The Future Group, India’s leading retailer, through its various retail formats, including Big Bazar, is collaborating with USAID Commercial Horticulture and Agricultural Marketing Programme (CHAMP) to deliver mutual benefits to both the Indian consumers and Afghan horticultural producers.
This is a part of India’s ongoing effort to lift Afghanistan through increased trade, and is being rallied by businesses in India as well. The Indo-Afghan ties, spanning centuries, were fractured by strife and conflict in Afghanistan, once known in the region and across the globe as the Garden of Central Asia.
But now, Afghanistan is re-emerging, with concerted efforts and support through her friends, to re-introduce its fruits, nuts and spices in the Indian and international market.
With production rebounding in Afghanistan, the country, with over 3,00,000 farmers, is now ready and determined to share its historically -prized grapes, apples, pomegranates, apricots, nuts and saffron, so that Indians too can experience the joy and glory of nature’s best.
“Our agriculture export growth is likely to continue as South Asian economies expand and as Afghanistan’s trade environment continues to improve,” said Naseer Ahmad Durrani, minister of agriculture, irrigation and livestock, who launched the promotion of Afghan Shindolkhani grapes in Big Bazar GenNext store in Infinity Mall, Malad, Mumbai, recently.
“As Afghanistan re-emerges, overcoming her recent challenges, and begins to re-open its gardens of fruits, nuts and spices, unadulterated by heavy chemical use, India’s consumers stand to benefit from the all natural, pure, and tasty produce,“ he added.
“Given Afghanistan’s seasonal variations, India now has the opportunity to put Afghan’s freshest and finest fruits, nuts, and spices on the tables of Indian households, year round. Thanks to Big Bazar this dream is now becoming a reality,” he added.
“We are committed to source fresh produce from Indian farmers and producers. In addition, to augment the
domestic supply and provide customers with more choice during the non-season, we are happy to collaborate with Roots of Peace and USAID to introduce grapes from Afghanistan. This will ensure our customers have more choice and get quality fresh produce through out the year,” said Gopal Bihani, head, Farm Fresh Business, Future Group.

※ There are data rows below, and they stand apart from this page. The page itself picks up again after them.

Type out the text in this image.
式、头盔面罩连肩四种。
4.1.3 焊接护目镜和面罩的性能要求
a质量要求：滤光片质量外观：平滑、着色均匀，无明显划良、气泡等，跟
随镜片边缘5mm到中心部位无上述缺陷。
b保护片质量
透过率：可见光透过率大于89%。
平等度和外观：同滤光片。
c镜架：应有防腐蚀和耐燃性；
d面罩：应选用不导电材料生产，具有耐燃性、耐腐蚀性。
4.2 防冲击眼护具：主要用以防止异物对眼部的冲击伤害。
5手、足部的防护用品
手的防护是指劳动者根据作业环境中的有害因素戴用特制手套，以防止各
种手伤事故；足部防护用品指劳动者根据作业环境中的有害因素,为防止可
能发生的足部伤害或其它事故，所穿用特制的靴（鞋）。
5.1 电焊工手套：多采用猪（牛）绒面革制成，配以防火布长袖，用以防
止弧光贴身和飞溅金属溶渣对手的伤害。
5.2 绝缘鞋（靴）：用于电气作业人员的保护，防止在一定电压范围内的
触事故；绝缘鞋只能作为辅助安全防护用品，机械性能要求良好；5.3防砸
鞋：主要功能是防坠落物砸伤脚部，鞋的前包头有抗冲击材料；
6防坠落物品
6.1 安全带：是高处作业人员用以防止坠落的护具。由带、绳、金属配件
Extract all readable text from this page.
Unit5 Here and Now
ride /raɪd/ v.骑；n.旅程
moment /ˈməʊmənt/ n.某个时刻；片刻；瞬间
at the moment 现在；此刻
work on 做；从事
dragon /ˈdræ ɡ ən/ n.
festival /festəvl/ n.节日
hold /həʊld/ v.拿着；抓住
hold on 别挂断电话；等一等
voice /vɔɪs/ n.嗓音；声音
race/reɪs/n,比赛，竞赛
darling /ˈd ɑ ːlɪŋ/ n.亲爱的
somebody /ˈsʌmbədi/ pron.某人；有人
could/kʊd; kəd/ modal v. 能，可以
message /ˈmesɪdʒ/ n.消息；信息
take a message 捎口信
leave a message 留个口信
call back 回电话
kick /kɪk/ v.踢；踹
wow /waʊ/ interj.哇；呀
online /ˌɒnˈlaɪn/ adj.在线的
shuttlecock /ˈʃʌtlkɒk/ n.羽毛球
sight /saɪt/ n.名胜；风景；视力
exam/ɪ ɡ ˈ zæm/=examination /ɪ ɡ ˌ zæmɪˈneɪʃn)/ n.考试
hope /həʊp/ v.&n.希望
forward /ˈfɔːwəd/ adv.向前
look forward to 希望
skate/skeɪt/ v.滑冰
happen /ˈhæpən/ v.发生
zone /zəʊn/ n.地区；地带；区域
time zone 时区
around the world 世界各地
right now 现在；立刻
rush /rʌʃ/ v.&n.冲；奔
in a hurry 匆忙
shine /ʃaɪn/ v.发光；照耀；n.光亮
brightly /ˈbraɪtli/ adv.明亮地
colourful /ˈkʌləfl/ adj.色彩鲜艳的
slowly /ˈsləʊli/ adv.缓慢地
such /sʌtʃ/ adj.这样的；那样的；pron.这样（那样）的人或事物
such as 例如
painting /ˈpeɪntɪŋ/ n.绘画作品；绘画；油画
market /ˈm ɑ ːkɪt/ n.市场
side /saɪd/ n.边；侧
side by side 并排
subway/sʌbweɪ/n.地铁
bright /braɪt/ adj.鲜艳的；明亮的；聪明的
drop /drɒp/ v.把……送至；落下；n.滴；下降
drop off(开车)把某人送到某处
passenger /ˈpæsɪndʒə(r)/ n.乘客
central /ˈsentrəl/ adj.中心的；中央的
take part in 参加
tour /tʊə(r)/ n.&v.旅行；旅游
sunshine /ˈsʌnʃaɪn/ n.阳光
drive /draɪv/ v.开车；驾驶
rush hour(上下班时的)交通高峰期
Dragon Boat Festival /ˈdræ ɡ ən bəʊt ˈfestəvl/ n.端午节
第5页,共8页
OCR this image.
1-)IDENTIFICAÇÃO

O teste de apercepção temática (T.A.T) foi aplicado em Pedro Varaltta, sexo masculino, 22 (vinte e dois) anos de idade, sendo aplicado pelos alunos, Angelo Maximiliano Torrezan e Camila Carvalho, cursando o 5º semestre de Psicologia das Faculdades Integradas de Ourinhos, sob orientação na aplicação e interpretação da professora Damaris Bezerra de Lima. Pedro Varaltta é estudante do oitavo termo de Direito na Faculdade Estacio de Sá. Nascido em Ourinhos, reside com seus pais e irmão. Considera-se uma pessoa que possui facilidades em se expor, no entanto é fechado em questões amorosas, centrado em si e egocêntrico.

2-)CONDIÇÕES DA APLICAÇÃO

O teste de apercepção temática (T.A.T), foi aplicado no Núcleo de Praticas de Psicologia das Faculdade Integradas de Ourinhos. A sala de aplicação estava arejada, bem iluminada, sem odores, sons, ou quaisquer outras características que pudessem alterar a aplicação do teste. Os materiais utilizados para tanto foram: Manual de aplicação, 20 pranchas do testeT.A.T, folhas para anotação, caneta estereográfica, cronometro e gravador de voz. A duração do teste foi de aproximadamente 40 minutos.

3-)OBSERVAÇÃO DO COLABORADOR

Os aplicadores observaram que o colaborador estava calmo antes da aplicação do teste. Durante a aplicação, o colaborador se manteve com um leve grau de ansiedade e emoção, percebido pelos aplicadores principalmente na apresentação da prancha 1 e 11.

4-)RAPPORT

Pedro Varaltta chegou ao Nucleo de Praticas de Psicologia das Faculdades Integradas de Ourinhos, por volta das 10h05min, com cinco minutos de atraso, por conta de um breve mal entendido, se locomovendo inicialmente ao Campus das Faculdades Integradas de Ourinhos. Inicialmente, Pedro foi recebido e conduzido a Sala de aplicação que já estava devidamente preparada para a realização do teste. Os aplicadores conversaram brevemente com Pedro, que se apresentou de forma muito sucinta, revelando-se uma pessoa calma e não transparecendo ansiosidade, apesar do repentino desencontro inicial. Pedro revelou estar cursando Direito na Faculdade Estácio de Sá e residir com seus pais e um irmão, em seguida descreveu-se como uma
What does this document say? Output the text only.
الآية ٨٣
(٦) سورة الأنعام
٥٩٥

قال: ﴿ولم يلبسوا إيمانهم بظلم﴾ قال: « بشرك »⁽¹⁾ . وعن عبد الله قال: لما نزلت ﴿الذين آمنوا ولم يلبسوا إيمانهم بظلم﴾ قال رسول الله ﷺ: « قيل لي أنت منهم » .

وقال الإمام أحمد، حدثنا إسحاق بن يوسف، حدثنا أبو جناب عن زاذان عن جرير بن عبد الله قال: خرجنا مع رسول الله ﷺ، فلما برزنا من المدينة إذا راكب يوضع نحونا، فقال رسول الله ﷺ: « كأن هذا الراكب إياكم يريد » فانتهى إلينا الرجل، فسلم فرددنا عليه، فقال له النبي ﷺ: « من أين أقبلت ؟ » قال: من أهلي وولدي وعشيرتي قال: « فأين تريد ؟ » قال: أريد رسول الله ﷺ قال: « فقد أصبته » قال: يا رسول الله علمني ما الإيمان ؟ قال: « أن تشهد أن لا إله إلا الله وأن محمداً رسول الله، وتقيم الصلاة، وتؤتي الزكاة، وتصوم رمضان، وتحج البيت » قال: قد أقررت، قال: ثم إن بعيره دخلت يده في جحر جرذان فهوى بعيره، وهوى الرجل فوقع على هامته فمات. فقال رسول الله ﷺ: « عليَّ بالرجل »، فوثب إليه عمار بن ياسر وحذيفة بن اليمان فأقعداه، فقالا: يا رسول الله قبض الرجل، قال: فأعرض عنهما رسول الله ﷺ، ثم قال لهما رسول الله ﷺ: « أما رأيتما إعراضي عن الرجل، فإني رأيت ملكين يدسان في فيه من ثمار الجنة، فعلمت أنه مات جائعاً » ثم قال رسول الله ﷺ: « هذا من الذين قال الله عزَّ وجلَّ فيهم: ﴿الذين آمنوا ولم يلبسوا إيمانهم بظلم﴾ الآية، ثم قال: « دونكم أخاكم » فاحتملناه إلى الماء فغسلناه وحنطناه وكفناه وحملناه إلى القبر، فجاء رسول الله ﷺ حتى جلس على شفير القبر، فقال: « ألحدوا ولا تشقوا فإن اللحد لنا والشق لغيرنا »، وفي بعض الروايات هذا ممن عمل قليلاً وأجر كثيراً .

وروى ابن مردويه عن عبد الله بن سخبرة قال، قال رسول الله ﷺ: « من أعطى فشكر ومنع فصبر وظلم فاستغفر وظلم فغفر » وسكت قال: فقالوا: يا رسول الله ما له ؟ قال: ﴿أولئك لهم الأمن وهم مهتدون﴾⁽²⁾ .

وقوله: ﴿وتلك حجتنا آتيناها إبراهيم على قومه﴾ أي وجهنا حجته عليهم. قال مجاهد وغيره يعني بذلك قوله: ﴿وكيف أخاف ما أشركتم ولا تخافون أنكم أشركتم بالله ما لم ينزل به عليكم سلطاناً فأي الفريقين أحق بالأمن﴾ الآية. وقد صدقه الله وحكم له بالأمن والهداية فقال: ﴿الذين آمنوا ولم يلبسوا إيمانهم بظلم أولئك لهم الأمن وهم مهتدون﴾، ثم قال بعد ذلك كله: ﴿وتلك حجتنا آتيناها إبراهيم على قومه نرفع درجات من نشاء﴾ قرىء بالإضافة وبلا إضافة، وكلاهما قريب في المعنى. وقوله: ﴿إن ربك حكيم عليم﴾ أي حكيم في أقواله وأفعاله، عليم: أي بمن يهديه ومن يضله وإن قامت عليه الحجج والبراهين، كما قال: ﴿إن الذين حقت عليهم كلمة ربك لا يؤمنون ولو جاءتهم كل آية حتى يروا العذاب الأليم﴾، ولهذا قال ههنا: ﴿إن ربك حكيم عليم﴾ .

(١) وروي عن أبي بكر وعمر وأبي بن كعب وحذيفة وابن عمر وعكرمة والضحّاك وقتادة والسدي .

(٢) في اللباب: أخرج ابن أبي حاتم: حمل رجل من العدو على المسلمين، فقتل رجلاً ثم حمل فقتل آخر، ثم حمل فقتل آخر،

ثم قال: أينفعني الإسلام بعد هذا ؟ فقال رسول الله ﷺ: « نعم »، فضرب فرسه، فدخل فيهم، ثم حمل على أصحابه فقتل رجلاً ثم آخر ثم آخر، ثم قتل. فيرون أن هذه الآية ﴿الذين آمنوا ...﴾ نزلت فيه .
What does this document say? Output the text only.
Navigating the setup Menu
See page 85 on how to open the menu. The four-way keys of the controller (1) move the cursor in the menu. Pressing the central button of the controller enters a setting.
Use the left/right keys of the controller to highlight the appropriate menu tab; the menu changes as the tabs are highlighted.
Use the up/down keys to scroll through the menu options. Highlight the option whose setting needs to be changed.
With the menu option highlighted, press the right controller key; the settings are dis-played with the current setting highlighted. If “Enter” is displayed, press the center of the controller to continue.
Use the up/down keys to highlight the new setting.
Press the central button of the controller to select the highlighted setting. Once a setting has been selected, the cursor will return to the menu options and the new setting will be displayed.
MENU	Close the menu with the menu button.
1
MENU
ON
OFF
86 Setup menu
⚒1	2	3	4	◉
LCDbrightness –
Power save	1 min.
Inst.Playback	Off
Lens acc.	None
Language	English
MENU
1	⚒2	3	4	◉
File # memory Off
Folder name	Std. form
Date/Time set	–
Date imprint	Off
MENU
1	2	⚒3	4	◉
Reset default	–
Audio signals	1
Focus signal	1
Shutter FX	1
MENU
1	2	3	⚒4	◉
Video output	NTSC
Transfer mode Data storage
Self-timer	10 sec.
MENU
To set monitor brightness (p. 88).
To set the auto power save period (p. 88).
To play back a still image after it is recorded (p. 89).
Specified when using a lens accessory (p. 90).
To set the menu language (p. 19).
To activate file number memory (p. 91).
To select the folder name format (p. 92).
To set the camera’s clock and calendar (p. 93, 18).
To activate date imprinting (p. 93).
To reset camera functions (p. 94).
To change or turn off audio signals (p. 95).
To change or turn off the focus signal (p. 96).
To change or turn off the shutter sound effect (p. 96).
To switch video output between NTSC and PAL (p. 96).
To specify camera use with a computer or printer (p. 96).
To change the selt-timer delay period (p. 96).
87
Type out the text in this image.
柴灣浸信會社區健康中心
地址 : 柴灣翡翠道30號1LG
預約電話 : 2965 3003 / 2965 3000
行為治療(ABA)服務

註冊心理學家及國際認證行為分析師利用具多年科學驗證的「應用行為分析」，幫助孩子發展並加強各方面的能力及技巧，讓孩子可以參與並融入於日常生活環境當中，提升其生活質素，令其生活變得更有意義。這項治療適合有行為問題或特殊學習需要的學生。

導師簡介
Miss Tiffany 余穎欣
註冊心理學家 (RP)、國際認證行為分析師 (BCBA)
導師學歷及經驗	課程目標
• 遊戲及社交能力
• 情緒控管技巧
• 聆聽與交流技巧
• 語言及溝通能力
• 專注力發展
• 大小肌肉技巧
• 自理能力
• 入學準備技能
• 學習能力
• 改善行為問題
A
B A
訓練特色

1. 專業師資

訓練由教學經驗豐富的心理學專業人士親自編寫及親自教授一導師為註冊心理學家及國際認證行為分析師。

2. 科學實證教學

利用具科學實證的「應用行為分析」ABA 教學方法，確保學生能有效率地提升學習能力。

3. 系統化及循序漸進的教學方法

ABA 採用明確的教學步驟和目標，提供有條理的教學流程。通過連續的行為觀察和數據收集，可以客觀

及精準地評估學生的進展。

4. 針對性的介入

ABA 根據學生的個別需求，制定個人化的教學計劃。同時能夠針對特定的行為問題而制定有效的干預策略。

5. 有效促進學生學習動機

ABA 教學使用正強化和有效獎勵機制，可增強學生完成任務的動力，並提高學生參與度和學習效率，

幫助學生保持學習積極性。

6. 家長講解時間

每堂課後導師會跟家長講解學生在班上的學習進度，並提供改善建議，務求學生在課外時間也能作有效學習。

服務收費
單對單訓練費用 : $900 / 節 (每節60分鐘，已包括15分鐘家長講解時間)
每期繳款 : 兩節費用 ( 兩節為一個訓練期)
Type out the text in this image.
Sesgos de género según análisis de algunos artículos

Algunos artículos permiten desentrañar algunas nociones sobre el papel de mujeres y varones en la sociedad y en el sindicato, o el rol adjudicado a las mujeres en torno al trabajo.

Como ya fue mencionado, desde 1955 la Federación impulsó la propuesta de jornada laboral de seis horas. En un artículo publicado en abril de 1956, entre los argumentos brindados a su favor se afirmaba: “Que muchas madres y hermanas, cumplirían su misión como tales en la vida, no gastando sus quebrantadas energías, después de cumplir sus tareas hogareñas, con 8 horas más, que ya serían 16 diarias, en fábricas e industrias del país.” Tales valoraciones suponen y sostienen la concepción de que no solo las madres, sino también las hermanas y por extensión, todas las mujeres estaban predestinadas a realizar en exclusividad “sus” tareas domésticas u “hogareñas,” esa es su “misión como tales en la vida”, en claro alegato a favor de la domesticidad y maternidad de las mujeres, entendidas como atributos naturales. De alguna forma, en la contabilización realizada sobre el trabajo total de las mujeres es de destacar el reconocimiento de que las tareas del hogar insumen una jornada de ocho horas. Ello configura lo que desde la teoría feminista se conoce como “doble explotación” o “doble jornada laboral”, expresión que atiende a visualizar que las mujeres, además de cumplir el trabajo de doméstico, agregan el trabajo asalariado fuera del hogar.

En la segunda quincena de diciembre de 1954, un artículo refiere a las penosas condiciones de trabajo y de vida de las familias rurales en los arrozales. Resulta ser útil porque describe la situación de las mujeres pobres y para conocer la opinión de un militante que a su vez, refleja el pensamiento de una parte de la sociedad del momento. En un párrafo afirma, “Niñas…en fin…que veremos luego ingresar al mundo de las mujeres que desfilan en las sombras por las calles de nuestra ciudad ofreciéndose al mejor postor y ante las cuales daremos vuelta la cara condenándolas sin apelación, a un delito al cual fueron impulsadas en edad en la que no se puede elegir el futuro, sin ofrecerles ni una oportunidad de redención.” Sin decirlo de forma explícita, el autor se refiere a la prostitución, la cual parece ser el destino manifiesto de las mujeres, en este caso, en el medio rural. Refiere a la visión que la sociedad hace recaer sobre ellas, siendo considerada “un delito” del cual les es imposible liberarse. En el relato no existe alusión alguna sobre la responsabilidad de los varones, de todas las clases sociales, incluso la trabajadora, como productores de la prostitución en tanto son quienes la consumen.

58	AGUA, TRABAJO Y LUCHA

Over 50 agriculture exporters from Afghanistan are currently visiting Mumbai to explore business tie ups as well as to showcase their finest high -value agriculture products, including fruits, nuts and spices, for the first time for Indian buyers from Maharashtra and neighbouring states at Passage to Prosperity: India-Afghanistan International Trade and Investment Show, a four-day event which is currently underway.
The USAID CHAMP began in 2010 to reduce poverty among rural Afghan farmers by helping them shift from relatively low-value subsistence crops, such as wheat and corn, to high-value perennial crops such as fruits and vegetables.
The programme has worked in half of the provinces of Afghanistan, establishing fruit orchards, providing training in best agricultural practices, building storage facilities such as cool rooms and raisin drying facilities, and helping grape farmers convert from traditional ground-based vineyards to higher-output trellis systems.
The CHAMP programme is being implemented by Roots of Peace, a humanitarian non-profit organisation.